Nederlands Research Instituut voor Recreatie en Toerisme


Nieuws

29 november 2004 Funshoppen in binnenstad is meest favoriete vrijetijdsactiviteit

Nederlanders brengen hun vrije tijd graag buitenshuis door

Winkelen voor plezier is één van de meest favoriete bezigheden van de Nederlander. Tijdens 19% van alle vrijetijdsactiviteiten wordt gewinkeld. Vooral de binnenstad is populair, maar ook het bezoeken van markten en tuincentra is in trek. Dat blijkt uit de eerste resultaten van het ContinuVrijeTijdsOnderzoek (CVTO), een grootschalig consumentenonderzoek naar het vrijetijdsgedrag van de Nederlandse bevolking, dat sinds april van dit jaar van start is gegaan. Nederlanders brengen hun vrije tijd graag winkelend door, hetgeen blijkt uit het grote aandeel activiteiten die onder de noemer winkelen voor plezier/funshoppen vallen. In de top tien van vrijetijdsactiviteiten komen maar liefst vier activiteiten voor die te maken hebben met winkelen.

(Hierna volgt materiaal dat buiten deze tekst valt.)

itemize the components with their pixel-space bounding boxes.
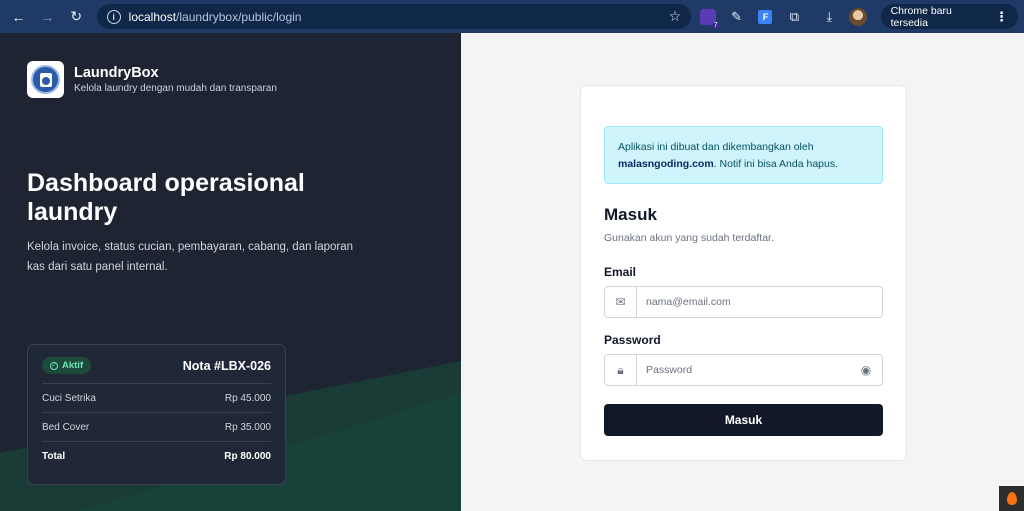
chrome-update-button[interactable]: Chrome baru tersedia ⋮ [880, 4, 1018, 29]
nota-title: Nota #LBX-026 [182, 358, 271, 373]
nota-item-name: Bed Cover [42, 421, 90, 433]
hero-panel: LaundryBox Kelola laundry dengan mudah d… [0, 33, 461, 511]
info-notice: Aplikasi ini dibuat dan dikembangkan ole… [604, 126, 883, 184]
download-icon[interactable]: ⤓ [817, 4, 842, 30]
url-path: /laundrybox/public/login [176, 9, 302, 24]
notice-text-after: . Notif ini bisa Anda hapus. [713, 158, 839, 170]
nota-item: Cuci Setrika Rp 45.000 [42, 383, 271, 412]
brand-tagline: Kelola laundry dengan mudah dan transpar… [74, 83, 277, 94]
browser-toolbar: ← → ↻ i localhost/laundrybox/public/logi… [0, 0, 1024, 33]
puzzle-extensions-icon[interactable]: ⧉ [782, 4, 807, 30]
login-subtitle: Gunakan akun yang sudah terdaftar. [604, 232, 774, 244]
notice-text: Aplikasi ini dibuat dan dikembangkan ole… [618, 141, 814, 153]
notice-link[interactable]: malasngoding.com [618, 158, 714, 170]
status-badge: ✓ Aktif [42, 357, 92, 374]
nota-total: Total Rp 80.000 [42, 441, 271, 470]
brand: LaundryBox Kelola laundry dengan mudah d… [27, 61, 277, 98]
profile-avatar[interactable] [846, 4, 871, 30]
extension-f[interactable]: F [753, 4, 778, 30]
extension-badge-count: 7 [711, 21, 720, 29]
nota-card: ✓ Aktif Nota #LBX-026 Cuci Setrika Rp 45… [27, 344, 286, 485]
eyedropper-icon[interactable]: ✎ [724, 4, 749, 30]
nota-item-price: Rp 45.000 [224, 392, 271, 404]
nota-item-name: Cuci Setrika [42, 392, 96, 404]
login-card: Aplikasi ini dibuat dan dikembangkan ole… [580, 85, 907, 461]
check-circle-icon: ✓ [50, 361, 58, 370]
flame-icon [1006, 492, 1017, 505]
password-label: Password [604, 333, 661, 347]
brand-name: LaundryBox [74, 65, 159, 81]
back-button[interactable]: ← [6, 4, 31, 30]
login-button[interactable]: Masuk [604, 404, 883, 436]
extension-purple[interactable]: 7 [695, 4, 720, 30]
lock-icon: 🔒︎ [605, 355, 637, 385]
washing-machine-icon [39, 72, 52, 87]
bookmark-star-icon[interactable]: ☆ [669, 8, 682, 25]
hero-title: Dashboard operasional laundry [27, 169, 305, 226]
extension-f-icon: F [758, 9, 773, 24]
envelope-icon: ✉ [605, 287, 637, 317]
nota-total-label: Total [42, 450, 66, 462]
eye-icon[interactable]: ◉ [850, 363, 882, 377]
status-badge-label: Aktif [62, 360, 84, 371]
login-title: Masuk [604, 205, 657, 224]
address-bar[interactable]: i localhost/laundrybox/public/login ☆ [96, 4, 692, 29]
nota-item-price: Rp 35.000 [224, 421, 271, 433]
hero-subtitle: Kelola invoice, status cucian, pembayara… [27, 241, 354, 273]
email-field[interactable] [637, 287, 882, 317]
site-info-icon[interactable]: i [106, 9, 121, 24]
laundrybox-logo [27, 61, 64, 98]
email-field-group: ✉ [604, 286, 883, 318]
avatar [849, 7, 868, 26]
password-field[interactable] [637, 355, 850, 385]
debug-toolbar-button[interactable] [999, 486, 1024, 511]
update-label: Chrome baru tersedia [890, 4, 952, 29]
password-field-group: 🔒︎ ◉ [604, 354, 883, 386]
kebab-menu-icon[interactable]: ⋮ [995, 9, 1008, 25]
forward-button[interactable]: → [35, 4, 60, 30]
nota-total-value: Rp 80.000 [224, 450, 271, 462]
url-host: localhost [128, 9, 177, 24]
reload-button[interactable]: ↻ [64, 4, 89, 30]
nota-item: Bed Cover Rp 35.000 [42, 412, 271, 441]
extension-purple-icon: 7 [699, 8, 720, 29]
email-label: Email [604, 265, 637, 279]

Andere populaire activiteiten zijn wandelen, fietsen en horecabezoek.

Eigen gemeente belangrijk voor vrijetijdsbesteding Ruim 40% van alle vrijetijdsactiviteiten wordt in de eigen gemeente ondernomen. Een kleine 3% van de activiteiten vindt in het buitenland plaats. Ruim de helft van de vrijetijdsactiviteiten (51%) vindt plaats binnen een straal van 5 kilometer vanaf het woonadres. Vooral sportactiviteiten, hobby-, verenigingsactiviteiten en cursussen worden dichtbij huis ondernomen. De gemiddeld afgelegde afstand (enkele reis) is het langst voor culturele activiteiten (36,4 kilometer).

Weekend goed voor ruim eenderde van de vrijetijdsactiviteiten Verreweg de meeste activiteiten (21%) worden op een zaterdag ondernomen. Maandag is het minst in trek voor de vrijetijdsbesteding buitenshuis (11%). Circa 40% van de vrijetijdsactiviteiten gaat van start in de middaguren. Bij nog eens 38% wordt in de ochtend gestart met de activiteit.
Uiteraard zijn er verschillen waar te nemen tussen de diverse activiteiten. Zo concentreert winkelen zich logischerwijs voor een groot deel op de zaterdag (31%), maar is wel zeer gelijkmatig verspreid over de dag, terwijl bijvoorbeeld sportactiviteiten relatief vaak ondernomen worden op doordeweekse dagen en in de avonduren.